Did these mites evolve from simpler ancient creatures? Nothing about this study revealed anything about the evolutionary history of face mites. In fact, the researchers simply commented, “The evolutionary history of the two human-associated Demodex species is, at best, poorly understood.”1
During an interview on Canada’s CBC News program Here and Now, however, CBC’s science columnist Torah Kachur said that the D. brevis mite “actually evolved the perfect shape to wiggle in the pores.” This comment illustrates the popular and patently incorrect view that everything that exists in biology came about through evolutionary processes.
While we certainly do not know anything about the kinds of mites God created 6,000 years ago, we can be confident that they followed the “rules” that we infer from Genesis chapter one prevailed in the world He created. In other words, they must have been harmless, as God called all He had made “very good” (Genesis 1:31). And they must have been created fully functional, able to inhabit whatever ecosystems God intended them to, as the history in Genesis does not allow for millions of years of evolution. And the original mites, like all living things, must have only varied and reproduced within their created kinds. That is what we observe organisms doing today.
Scientists observe that there are many species of Demodex mites, each apparently suited—though no one yet knows how—to live in a particular mammalian host. There is no molecules-to-mites evolution in that discovery, just variations of this kind of mite. This is the sort of biodiversity that we expect to see among the living things God created.
Can these tiny animals tell us anything about our evolutionary history? Does their coexistence with humans mean they co-evolved with hominids and will track our divergent pathways from some hypothetical shared ancestor with chimps? The CBC science columnist suggests as much.
“We can use mite genetics to look at human evolutionary history, migration patterns, radiation patterns, that we see as well as distinguishing between populations,” Kachur says. Implying that tracking human population movements is just like learning about human evolution from ape-like ancestors, she says, “We know that mites exist on a lot of different mammals. There is a current study underway looking at the different primates. And you know face mites have probably been with us for our entire existence, our 6 million years of existence, for hominids. So we don’t even know what they eat, whether they could eat dead skin cells or bacteria or our secretions, we just don’t know, but the fact that they’re so universal—hey, maybe a column like this will inspire people to study face mites.”2 Thus, this science correspondent is erroneously treating speculations about a shared hominid evolutionary past as the equivalent of observable science in the here and now.

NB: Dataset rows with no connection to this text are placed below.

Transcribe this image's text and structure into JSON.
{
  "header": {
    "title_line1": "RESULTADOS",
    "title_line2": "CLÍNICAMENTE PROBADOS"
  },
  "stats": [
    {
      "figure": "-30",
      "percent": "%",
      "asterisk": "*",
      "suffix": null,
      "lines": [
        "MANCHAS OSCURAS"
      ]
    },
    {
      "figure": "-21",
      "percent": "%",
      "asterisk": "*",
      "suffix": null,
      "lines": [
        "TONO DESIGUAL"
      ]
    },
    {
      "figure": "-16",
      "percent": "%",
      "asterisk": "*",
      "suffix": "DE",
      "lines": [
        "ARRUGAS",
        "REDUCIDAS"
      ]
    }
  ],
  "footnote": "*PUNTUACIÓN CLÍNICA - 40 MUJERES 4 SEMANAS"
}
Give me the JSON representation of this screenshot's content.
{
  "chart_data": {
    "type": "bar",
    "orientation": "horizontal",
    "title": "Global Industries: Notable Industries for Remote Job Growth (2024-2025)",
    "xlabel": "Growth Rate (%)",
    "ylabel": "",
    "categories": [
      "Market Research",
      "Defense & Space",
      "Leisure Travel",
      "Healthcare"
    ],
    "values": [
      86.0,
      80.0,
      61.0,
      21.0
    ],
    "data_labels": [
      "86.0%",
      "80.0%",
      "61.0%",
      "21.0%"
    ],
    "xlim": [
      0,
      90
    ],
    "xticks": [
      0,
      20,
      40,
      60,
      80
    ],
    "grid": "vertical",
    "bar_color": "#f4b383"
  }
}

Again, nothing about Demodex mite speciation can reveal anything about a shared primate ancestor because nothing in science demonstrates—nor can it—any common ancestry between apes and humans. Much can be learned from the study of these mites. But what cannot be learned is anything about human evolution. How sad that in order to make this already interesting bit of research somehow more relevant and newsworthy, the CBC science columnist felt she had to conjure its evolutionary significance.